Tablet Magazine has an excellent article by Philip Moscovitch on the recent efforts by Canadian-Jewish congregations to sponsor and support Syrian refugee families to resettle in Canada. From Vancouver to Alberta, Toronto and Montreal, and many smaller towns and cities, more than two dozen congregations have raised funds and committed to sponsoring Syrian families under Canada’s Private Sponsorship Program.
With no similar program in place in the USA, Jewish congregations in the USA with a desire to assist Syrian refugees, such as the Community Synagogue of Rye, New York, have contributed to the efforts of their Canadian counterparts with huge monetary donations.
The understandable apprehension and ambivalence of many in the Canadian Jewish community to bringing in families from a region whose people have traditionally been hostile to Jews is acknowledged in the article. As one Temple Sholom said; “I don’t hate Muslims, but I am afraid.”
Which makes the efforts by Canada’s Jewish communities to assist Syrians all the more remarkable.
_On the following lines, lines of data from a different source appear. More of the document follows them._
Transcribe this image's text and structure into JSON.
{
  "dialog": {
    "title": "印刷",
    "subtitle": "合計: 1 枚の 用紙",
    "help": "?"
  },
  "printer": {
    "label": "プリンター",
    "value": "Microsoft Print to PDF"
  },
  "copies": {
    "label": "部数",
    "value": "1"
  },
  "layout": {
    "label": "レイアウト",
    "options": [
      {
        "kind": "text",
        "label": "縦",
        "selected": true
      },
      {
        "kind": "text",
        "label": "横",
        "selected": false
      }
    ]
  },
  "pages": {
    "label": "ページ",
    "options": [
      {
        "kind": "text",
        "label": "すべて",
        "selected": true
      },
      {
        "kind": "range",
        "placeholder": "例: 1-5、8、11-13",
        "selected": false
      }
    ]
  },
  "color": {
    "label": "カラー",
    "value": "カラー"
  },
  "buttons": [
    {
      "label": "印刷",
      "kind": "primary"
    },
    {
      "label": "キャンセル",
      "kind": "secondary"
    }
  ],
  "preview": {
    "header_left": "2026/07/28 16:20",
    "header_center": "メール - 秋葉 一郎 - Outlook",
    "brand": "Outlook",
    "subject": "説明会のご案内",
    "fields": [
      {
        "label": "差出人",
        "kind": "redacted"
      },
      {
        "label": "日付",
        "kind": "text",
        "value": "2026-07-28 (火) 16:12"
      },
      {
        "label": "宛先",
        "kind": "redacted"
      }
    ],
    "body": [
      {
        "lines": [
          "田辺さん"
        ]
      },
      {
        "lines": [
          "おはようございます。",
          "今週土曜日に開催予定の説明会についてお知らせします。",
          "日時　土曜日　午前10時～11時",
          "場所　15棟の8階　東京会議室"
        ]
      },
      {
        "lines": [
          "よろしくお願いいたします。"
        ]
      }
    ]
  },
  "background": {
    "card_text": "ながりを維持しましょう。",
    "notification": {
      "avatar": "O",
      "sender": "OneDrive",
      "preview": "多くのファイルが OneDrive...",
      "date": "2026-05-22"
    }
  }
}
The highest expression of humanity is to help a stranger when every survival instinct tells one not to, to take responsibility for a family who may have spent their lives in an environment with values in stark contrast to your own, to give so much effort, time and money on a people who have nothing to offer back except their thanks. The generous sentiments of Jewish communities, in Canada and around the world towards Syrian refugees is not only remarkable, it is miraculous.